Review and photos by Adam Wills
Silence. Not a typical reaction to a live performance.
As New York’s Bloody Panda concluded their final note, and began to pack up, the small crowd, who had gathered for their awe-inspiring performance, wasn’t sure how to react to the intensity that was just laid out before them. So instead of applause, cheering, or even conversation, the room filled with an eerie silence that couldn’t have been more fitting.
The previous 45+ minutes were filled with one of the most intense displays of doom I had ever seen. Opening with beautifully soothing vocals from the petite front-woman Yoshiko Ohara, they soon made way to hair-raising screams, and blood-curdling growls. Coupled with Gerry Mak’s droning Tuvan throat singing, the duo produces some of the most intriguing and terrifying vocals in the genre.

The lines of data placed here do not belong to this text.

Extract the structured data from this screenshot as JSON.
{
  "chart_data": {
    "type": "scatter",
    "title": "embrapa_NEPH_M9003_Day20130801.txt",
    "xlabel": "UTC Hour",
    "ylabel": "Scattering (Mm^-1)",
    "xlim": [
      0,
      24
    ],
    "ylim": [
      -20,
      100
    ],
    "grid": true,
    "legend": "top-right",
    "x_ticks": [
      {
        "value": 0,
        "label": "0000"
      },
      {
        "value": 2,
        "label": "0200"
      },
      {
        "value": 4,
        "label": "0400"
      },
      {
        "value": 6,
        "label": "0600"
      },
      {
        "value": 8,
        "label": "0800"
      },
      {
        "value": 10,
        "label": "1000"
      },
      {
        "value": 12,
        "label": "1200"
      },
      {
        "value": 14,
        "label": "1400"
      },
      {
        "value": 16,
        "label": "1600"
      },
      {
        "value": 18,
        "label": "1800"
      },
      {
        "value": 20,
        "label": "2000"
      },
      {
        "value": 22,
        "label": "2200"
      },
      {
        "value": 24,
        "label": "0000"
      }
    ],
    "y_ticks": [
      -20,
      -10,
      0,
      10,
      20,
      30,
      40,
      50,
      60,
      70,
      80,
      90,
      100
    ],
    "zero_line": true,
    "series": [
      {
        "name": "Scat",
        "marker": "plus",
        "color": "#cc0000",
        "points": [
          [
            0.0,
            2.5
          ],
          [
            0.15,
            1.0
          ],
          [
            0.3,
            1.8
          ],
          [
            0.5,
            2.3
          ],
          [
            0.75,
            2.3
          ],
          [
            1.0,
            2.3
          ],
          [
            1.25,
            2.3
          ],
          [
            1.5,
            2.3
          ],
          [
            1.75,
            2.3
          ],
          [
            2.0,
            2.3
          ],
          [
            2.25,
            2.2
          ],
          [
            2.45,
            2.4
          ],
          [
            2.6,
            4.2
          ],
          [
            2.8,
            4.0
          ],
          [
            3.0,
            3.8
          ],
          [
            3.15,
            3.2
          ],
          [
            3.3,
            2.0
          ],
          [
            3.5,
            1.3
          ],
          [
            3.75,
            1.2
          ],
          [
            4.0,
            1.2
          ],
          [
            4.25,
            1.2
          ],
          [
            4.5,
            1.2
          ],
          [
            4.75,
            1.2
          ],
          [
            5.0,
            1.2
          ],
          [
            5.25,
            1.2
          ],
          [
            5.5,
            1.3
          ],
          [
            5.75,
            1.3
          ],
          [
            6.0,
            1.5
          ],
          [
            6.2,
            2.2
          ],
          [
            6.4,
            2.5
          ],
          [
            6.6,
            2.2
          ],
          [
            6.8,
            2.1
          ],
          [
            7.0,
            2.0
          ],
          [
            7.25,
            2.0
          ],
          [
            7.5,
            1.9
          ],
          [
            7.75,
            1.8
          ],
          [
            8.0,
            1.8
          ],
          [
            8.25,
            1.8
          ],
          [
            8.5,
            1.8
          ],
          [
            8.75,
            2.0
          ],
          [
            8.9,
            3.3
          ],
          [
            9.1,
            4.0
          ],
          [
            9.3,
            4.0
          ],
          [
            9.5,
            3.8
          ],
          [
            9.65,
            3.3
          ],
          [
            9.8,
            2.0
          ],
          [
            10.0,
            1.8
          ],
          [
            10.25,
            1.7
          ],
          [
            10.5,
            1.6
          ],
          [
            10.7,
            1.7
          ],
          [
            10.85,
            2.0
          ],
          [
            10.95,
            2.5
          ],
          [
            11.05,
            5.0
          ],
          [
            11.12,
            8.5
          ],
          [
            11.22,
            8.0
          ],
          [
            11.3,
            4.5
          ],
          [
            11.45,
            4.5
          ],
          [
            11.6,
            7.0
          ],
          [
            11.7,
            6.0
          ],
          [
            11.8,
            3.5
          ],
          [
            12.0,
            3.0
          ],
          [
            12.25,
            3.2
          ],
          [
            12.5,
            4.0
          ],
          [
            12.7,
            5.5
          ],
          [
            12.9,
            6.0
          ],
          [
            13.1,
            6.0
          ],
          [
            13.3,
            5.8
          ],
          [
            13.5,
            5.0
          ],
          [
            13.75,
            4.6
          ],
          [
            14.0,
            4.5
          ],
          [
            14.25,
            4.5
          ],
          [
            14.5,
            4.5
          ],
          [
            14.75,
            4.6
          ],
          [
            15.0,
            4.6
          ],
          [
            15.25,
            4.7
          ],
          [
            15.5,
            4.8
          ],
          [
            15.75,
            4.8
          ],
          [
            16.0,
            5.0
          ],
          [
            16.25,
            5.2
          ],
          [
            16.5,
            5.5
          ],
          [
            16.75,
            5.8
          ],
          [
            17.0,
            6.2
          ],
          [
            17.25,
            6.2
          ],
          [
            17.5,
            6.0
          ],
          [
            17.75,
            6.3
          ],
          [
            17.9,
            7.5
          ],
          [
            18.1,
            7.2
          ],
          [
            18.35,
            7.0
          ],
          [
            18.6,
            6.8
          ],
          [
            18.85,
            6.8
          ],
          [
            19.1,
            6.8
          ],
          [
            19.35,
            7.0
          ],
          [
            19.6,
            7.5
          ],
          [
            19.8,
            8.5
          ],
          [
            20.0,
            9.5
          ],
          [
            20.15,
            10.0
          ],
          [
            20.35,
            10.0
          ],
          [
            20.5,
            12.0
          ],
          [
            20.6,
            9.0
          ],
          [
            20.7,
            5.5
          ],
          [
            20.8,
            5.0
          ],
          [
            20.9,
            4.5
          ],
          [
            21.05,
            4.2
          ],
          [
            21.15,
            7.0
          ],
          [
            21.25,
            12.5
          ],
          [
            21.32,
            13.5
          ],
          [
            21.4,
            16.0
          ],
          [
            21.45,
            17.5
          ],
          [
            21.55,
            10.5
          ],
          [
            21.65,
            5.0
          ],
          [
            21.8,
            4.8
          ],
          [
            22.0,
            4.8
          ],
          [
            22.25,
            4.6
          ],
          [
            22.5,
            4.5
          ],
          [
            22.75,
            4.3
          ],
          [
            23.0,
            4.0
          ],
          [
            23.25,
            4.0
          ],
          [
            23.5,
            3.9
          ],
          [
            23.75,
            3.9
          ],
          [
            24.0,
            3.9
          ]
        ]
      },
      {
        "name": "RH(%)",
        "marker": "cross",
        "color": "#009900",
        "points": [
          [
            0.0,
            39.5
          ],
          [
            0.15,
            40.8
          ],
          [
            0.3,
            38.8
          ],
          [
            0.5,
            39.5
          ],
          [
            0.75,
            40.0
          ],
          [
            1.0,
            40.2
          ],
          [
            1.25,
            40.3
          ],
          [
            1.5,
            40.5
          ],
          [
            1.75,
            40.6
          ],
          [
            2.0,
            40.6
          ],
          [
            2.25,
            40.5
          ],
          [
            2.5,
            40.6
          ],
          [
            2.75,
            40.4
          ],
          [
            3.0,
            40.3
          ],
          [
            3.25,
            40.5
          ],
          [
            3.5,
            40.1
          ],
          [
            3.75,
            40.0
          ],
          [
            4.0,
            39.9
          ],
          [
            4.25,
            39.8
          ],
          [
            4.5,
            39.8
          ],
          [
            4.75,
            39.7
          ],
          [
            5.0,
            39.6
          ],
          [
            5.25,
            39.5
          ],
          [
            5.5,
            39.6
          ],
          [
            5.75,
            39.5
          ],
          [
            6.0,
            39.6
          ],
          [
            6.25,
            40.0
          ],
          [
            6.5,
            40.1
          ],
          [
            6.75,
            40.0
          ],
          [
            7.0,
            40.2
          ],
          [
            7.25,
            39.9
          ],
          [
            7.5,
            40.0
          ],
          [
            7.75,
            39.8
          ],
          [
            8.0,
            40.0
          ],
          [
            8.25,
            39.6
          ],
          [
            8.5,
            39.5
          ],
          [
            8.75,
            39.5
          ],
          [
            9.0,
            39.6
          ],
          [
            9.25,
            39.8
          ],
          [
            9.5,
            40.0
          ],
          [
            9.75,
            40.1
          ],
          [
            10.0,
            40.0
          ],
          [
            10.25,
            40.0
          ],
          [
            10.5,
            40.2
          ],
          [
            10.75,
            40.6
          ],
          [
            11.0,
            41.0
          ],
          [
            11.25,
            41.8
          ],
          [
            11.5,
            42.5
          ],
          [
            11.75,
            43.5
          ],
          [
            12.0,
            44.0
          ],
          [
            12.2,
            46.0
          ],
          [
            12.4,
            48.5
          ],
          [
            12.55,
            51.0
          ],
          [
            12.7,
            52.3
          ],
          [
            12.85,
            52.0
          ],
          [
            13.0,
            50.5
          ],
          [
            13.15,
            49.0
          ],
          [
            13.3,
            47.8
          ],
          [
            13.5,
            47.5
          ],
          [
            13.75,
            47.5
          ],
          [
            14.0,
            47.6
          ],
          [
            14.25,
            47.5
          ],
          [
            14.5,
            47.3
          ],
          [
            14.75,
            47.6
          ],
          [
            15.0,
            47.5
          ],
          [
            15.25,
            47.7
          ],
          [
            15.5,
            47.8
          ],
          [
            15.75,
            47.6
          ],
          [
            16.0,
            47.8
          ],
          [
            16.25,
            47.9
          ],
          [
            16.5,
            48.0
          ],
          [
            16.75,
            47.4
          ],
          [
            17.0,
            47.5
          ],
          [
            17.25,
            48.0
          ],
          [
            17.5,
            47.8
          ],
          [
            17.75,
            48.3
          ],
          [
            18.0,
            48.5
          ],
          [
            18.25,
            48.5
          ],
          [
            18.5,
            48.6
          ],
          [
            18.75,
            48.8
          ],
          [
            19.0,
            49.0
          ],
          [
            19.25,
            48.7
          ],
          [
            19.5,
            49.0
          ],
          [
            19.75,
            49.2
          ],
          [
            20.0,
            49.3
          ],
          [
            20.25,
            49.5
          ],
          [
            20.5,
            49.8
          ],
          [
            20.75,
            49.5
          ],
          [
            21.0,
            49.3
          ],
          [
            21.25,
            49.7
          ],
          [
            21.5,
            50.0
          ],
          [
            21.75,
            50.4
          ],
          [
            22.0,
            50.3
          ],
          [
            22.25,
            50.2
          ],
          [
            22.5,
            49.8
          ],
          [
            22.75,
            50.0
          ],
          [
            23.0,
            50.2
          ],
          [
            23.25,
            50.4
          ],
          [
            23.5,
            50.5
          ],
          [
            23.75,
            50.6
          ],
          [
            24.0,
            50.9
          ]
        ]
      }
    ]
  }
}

Playing tracks off their latest album Summon (Profound Lore), including the twenty-plus minute behemoth “Miserere,” the hooded sextet (including Krallice drummer Lev Weinstein) layered droning guitars over a thick layer of ambience, only to be outdone by the occasional frantic riffing and blistering drums.
Although the band takes pride in their visual performance, their appearance would be nothing without the music that they produce. Dark, brooding, and even horrific at times, Bloody Panda is a band that any fan of experimental doom should see live, and see how it is supposed to be done.